Texas International Law Journal , Vol. 38, No. 2
The process of mediation as a means of dispute resolution has existed for thousands of years.1 From Ancient China to the New Testament, mediation has been chronicled as a mechanism for resolving conflict.2 Furthermore, mediation has historically crossed cultural boundaries, being employed in African, Native American, European, and early American colonial communities.3 The twentieth century evinced many cultures and communities continuing to invoke this alternative dispute resolution method as a substitute for the adversarial process and the courts.4 For example, in both Japan and China, mediation remains the principal method for dispute resolution.5
Though conventional mediation has had a detailed past, the launch of divorce mediation in the United States and elsewhere occurred for the most part through a shift in divorce theory, during the 1970s.6 For the past three decades, society has grown more accepting of divorce, and as a result, many nations have drafted no-fault divorce laws. These laws have fundamentally changed the role of the court in divorce proceedings from its prior role of determining who is at fault for the dissolution of the marriage to its current role of deciding how to split a couple's assets based on considerations of fairness.7 From no-fault divorce laws, a no-fault divorce resolution procedure emerged which allows parties to settle disputed issues such as custody, alimony, and property division, away from the adversarial process.8 The force propelling mediation in the divorce context is the need for creative solutions, solutions which legal codes may be incapable of providing.9 Legal rules are often unable to accommodate a couple's particular situation because they are too rigid, and they therefore fail to incorporate the parties' desires.10
Soon after the no-fault divorce laws appeared, several U.S. states and a number of other nations drafted legislation that required or encouraged the use of mediation for certain types of cases.11 Since devising the first mediation statutes, the ability of states and nations to settle divorce disputes through mediation programs has grown exponentially.12 For example, in the United States, Massachusetts and Connecticut were the first to pass legislation mandating mediation in custody cases in 1980;13 by 1997, 2000 mediation programs were estimated to be operational, many offering divorce mediation.14
Although many nations are now mandating or suggesting mediation in the settlement of divorce cases, the theories that underlie each nation's legislation differ greatly. In analyzing the legislative implementation of mediation programs, this paper will demonstrate that U.S. national and state lawmaking bodies are often motivated by one or more of five theories governing alternative dispute resolution. As lawmakers contemplate a particular goal in drafting the legislation, each theory assists in meeting that goal.

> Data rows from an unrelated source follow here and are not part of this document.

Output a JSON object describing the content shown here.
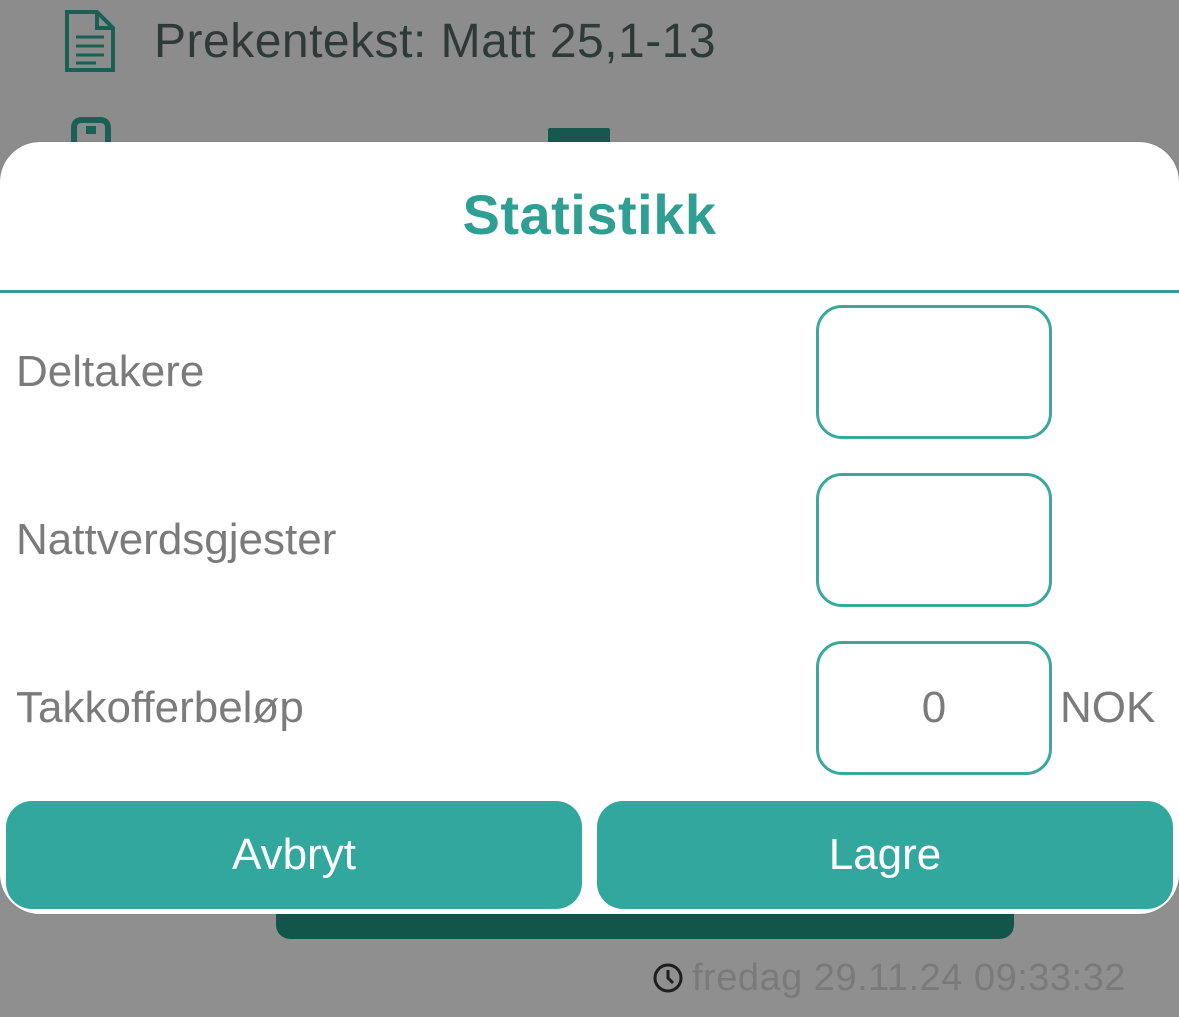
{
  "background": {
    "sermon_text": "Prekentekst: Matt 25,1-13",
    "timestamp": "fredag 29.11.24 09:33:32"
  },
  "dialog": {
    "title": "Statistikk",
    "fields": [
      {
        "label": "Deltakere",
        "value": ""
      },
      {
        "label": "Nattverdsgjester",
        "value": ""
      },
      {
        "label": "Takkofferbeløp",
        "value": "0",
        "unit": "NOK"
      }
    ],
    "cancel_label": "Avbryt",
    "save_label": "Lagre"
  },
  "colors": {
    "accent": "#2f9e93",
    "button": "#32a79d",
    "overlay": "#8c8c8c",
    "dark_button": "#12554b"
  },
  "icons": [
    "document-icon",
    "toolbox-icon",
    "clock-icon"
  ]
}
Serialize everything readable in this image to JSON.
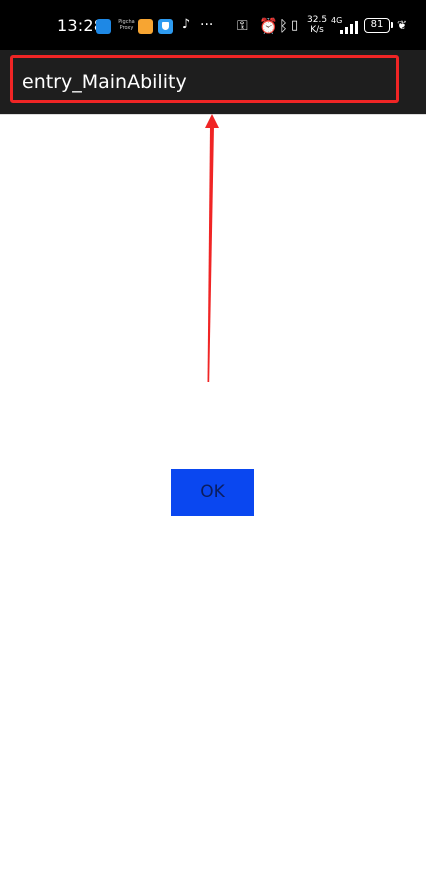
{
  "status_bar": {
    "time": "13:28",
    "app_icons": [
      "app-blue-icon",
      "app-tiny-text-icon",
      "app-orange-icon",
      "shield-app-icon",
      "tiktok-icon"
    ],
    "tiny_app_text": "Pigcha Proxy",
    "more": "···",
    "system_icons": [
      "key-icon",
      "alarm-icon",
      "bluetooth-icon",
      "vibrate-icon"
    ],
    "speed_value": "32.5",
    "speed_unit": "K/s",
    "network": "4G",
    "battery_level": "81",
    "signal_bars": 4
  },
  "title_bar": {
    "title": "entry_MainAbility"
  },
  "dialog": {
    "ok_label": "OK"
  },
  "colors": {
    "status_bg": "#000000",
    "title_bg": "#1e1e1e",
    "highlight": "#f02525",
    "ok_bg": "#0a47f0",
    "ok_text": "#0b1d5e"
  }
}
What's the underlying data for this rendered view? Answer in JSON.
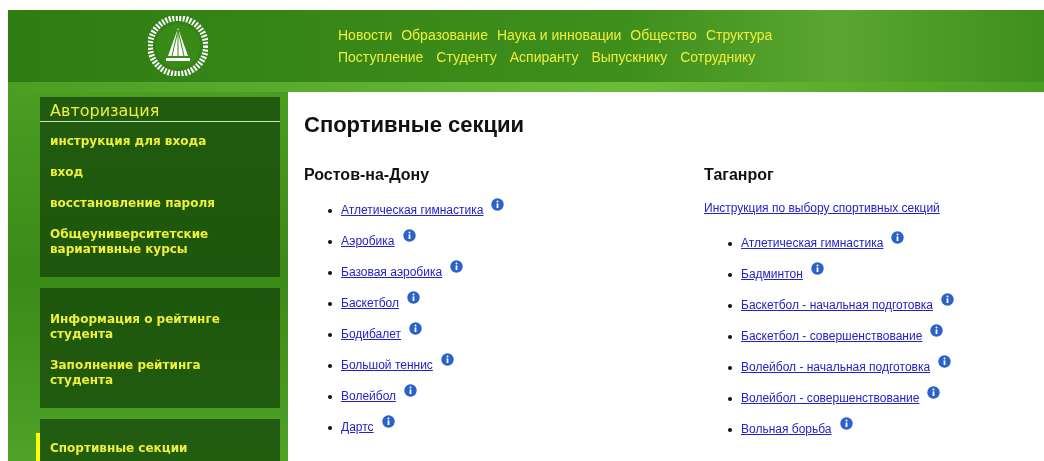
{
  "header": {
    "nav_rows": [
      [
        "Новости",
        "Образование",
        "Наука и инновации",
        "Общество",
        "Структура"
      ],
      [
        "Поступление",
        "Студенту",
        "Аспиранту",
        "Выпускнику",
        "Сотруднику"
      ]
    ]
  },
  "sidebar": {
    "panels": [
      {
        "title": "Авторизация",
        "items": [
          {
            "label": "инструкция для входа",
            "selected": false
          },
          {
            "label": "вход",
            "selected": false
          },
          {
            "label": "восстановление пароля",
            "selected": false
          },
          {
            "label": "Общеуниверситетские вариативные курсы",
            "selected": false
          }
        ]
      },
      {
        "items": [
          {
            "label": "Информация о рейтинге студента",
            "selected": false
          },
          {
            "label": "Заполнение рейтинга студента",
            "selected": false
          }
        ]
      },
      {
        "items": [
          {
            "label": "Спортивные секции",
            "selected": true
          }
        ]
      }
    ]
  },
  "content": {
    "title": "Спортивные секции",
    "columns": [
      {
        "heading": "Ростов-на-Дону",
        "sections": [
          "Атлетическая гимнастика",
          "Аэробика",
          "Базовая аэробика",
          "Баскетбол",
          "Бодибалет",
          "Большой теннис",
          "Волейбол",
          "Дартс"
        ]
      },
      {
        "heading": "Таганрог",
        "instruction_link": "Инструкция по выбору спортивных секций",
        "sections": [
          "Атлетическая гимнастика",
          "Бадминтон",
          "Баскетбол - начальная подготовка",
          "Баскетбол - совершенствование",
          "Волейбол - начальная подготовка",
          "Волейбол - совершенствование",
          "Вольная борьба"
        ]
      }
    ]
  }
}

The first motivation for mediation legislation is adherence to tradition, where mediation has long been operational and often the sole means for settling disputes. Second, mediation can be a mechanism for lowering the nation's divorce rate. Advocating reconciliation is a common trait found in legislation requiring or suggesting mediation and is often implied in the legislation itself. The third cause for implementing mediation is to advocate for children in the divorce process, as divorces often result in custody and support battles. Mediation-employed to ensure that the needs and interests of the child are considered-permits children a voice in a process in which they are easily overlooked. Fourth, legislatures of nations where women lack equality have employed mediation as a way to empower women. Although women were once not allowed to divorce, mediation has been invoked to ensure greater equality in the familial structure. Finally, the fifth rationale behind mediation legislation is to make the legal process more efficient. …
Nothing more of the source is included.